Tijdens de aanpak van het bestaande verzuim, vindt Versteeg dat een bedrijf zich op preventie moet richten, om zoveel mogelijk nieuw verzuim te voorkomen. Net als Rietbergen gelooft ze in vroege signalering van potentiële problemen. “Het management moet worden getraind in herkenning van signalen en de mogelijkheid krijgen snel in te grijpen door bijvoorbeeld een psycholoog in te schakelen.” Maar het blijft maatwerk, de ene werknemer zal blij zijn met de persoonlijke aandacht van zijn manager, een ander vindt het misschien bedreigend. Versteeg vindt intrinsieke motivatie, mobiliteit, competentieontwikkeling en vitaliteit de belangrijkste pijlers van een duurzaaminzetbaarheidsbeleid. “Geef elke werknemer een budget en de vrije beschikking om ermee te doen waarvan hij of zij denkt beter inzetbaar te worden.” Het geld kan worden besteed aan opleidingen waarmee de werknemer van functie zou kunnen veranderen, maar ook aan een diëtist die helpt met afvallen, of zelfs aan een vervroegd pensioen als dat de motivatie verbetert.

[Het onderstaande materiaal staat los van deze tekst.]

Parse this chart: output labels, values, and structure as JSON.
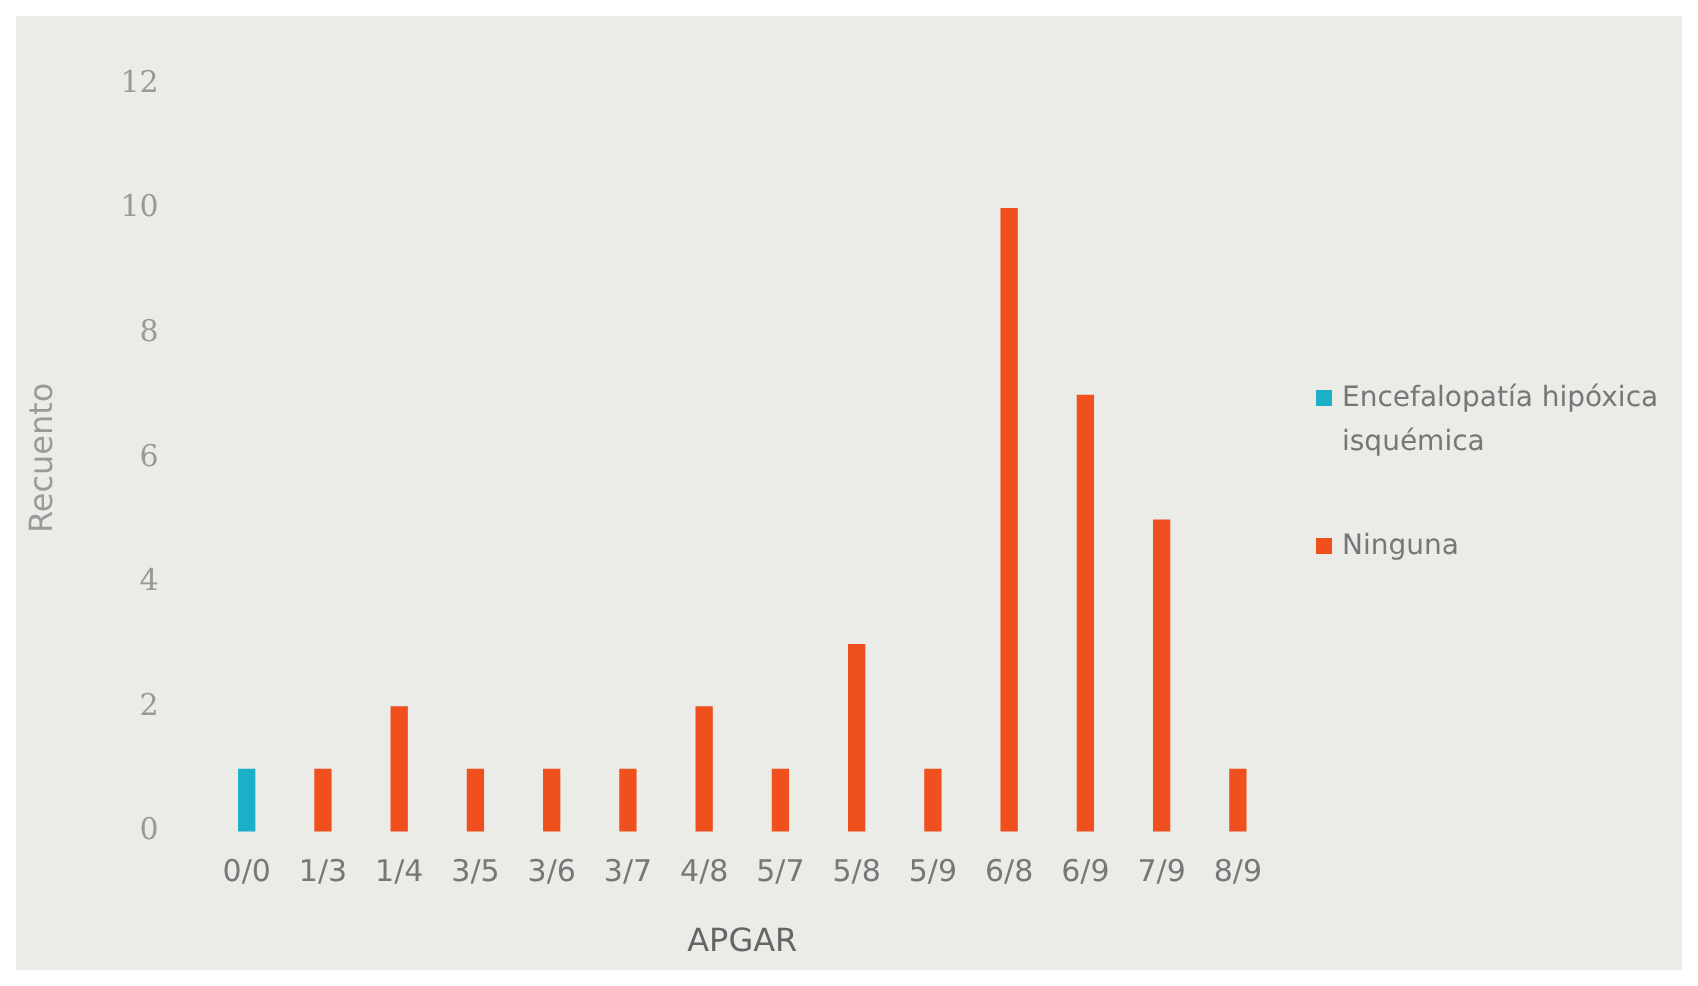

De maatschappij bevindt zich in een overgangssituatie, stelt Versteeg. De nadruk op permanente ontwikkeling en flexibiliteit is een manier van werkbenadering waaraan een deel van de werknemers van nu maar moeilijk kan wennen, maar straks weet men niet beter. Het bedrijfsleven zal, onder andere door toenemende digitalisering, veel dynamischer worden, en wisseling van functie en veranderingen binnen een functie worden de norm. “Werknemers doen er goed aan zoveel mogelijk op deze ontwikkeling te anticiperen.”